Die Mutmach-Redaktion lädt die Rubikon-Leser zum kollektiven Schreiben ein. Teil 13.

Am 29. März haben wir unsere Leser aufgefordert, ihre Erfahrungen mit den Corona-Maßnahmen zu schildern. Uns erreichten erschütternde aber auch aufrüttelnde und Mut machende Schilderungen, die wir nach und nach veröffentlichen.

Irgendnirgendsicherwo

von Mathilda Libertad

Ich weiß nicht mehr viel, ich weiß nicht mehr wo ich bin. Ich weiß nur noch, wer ich bin, und dass ich das für immer bleiben werde. Ich erinnere mich an eine Zeit, als ich noch spaßeshalber sagte, jetzt sei es dann bald verboten, in der Öffentlichkeit zu husten. Es fühlt sich an, als wäre dies Jahre her. Es sind aber, das muss ich mir jeden Tag sagen, nur ein paar Wochen.

Ich lebe in der ehemals demokratischen Schweiz. Und nicht in meinen schlimmsten Träumen hätte ich mir vorstellen können, dass dies passiert, was jetzt passiert. Ich bin glücklicherweise das Kind von zwei Menschen, die mit einem wachen und kritischen Blick durch die Welt gehen. Das hat mich geprägt. Es ist mir, und war mir auch nie möglich, das Leben nicht zu hinterfragen. Auf meine Weise.

Ob es in der heutigen Zeit nun wirklich ein Glück ist, so und nicht anders zu ticken, das weiß ich nicht mehr. Ich weiß ganz vieles nicht mehr. Ich weiß nur, dass ich in so einer Welt nicht leben möchte, und dass ich nicht mehr weiß, wie ich meinem Kind erklären soll, wo da draußen die allgegenwärtige Gefahr denn lauert, da ich keine Gefahr wahrnehmen kann.

Anfangs beobachte ich noch, ich sehe, wie meine Mitbürger und Mitbürgerinnen leicht hysterisch ihre Hände desinfizieren, sehe, dass man Türklinken nur noch mit Ellbogen oder hervor gekrempelten Ärmeln berührt, sehe, dass es leerer wird, höre, dass es stiller wird.

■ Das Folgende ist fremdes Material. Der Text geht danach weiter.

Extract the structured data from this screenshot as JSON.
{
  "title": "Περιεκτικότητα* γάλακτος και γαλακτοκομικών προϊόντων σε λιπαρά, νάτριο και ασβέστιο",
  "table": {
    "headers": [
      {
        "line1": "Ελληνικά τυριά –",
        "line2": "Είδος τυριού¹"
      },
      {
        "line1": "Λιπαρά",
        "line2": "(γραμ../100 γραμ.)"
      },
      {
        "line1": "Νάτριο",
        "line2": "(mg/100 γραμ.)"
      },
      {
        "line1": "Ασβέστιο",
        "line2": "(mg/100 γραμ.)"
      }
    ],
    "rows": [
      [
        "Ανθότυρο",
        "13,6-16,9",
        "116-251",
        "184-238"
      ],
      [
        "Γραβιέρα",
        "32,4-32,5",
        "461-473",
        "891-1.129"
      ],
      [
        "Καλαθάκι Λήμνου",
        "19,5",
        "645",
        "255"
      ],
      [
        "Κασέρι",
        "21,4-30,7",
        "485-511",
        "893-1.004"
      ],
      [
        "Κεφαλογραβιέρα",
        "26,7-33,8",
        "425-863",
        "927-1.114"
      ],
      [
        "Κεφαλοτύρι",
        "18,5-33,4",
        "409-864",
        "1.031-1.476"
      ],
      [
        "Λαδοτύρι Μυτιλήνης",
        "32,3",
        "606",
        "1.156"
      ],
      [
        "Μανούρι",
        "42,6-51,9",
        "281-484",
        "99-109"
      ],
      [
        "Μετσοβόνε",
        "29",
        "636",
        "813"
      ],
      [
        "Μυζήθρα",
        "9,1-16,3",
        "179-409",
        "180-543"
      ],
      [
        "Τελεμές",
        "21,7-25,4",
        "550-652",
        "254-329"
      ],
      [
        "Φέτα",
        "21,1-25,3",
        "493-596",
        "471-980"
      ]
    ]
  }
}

Dann gibt es plötzlich kein Desinfektionsmittel mehr, Toilettenpapier wird in Unmengen gekauft, gesunde, junge Menschen stürmen in die Apotheke und verlangen dringlichst Mundschutz und Blutdruckmessgeräte. Was mich zuerst nur leicht wundert, beginnt mich zu irritieren und dann zunehmend zu ängstigen. Dann ruft unser Bundesrat die außerordentliche Lage aus.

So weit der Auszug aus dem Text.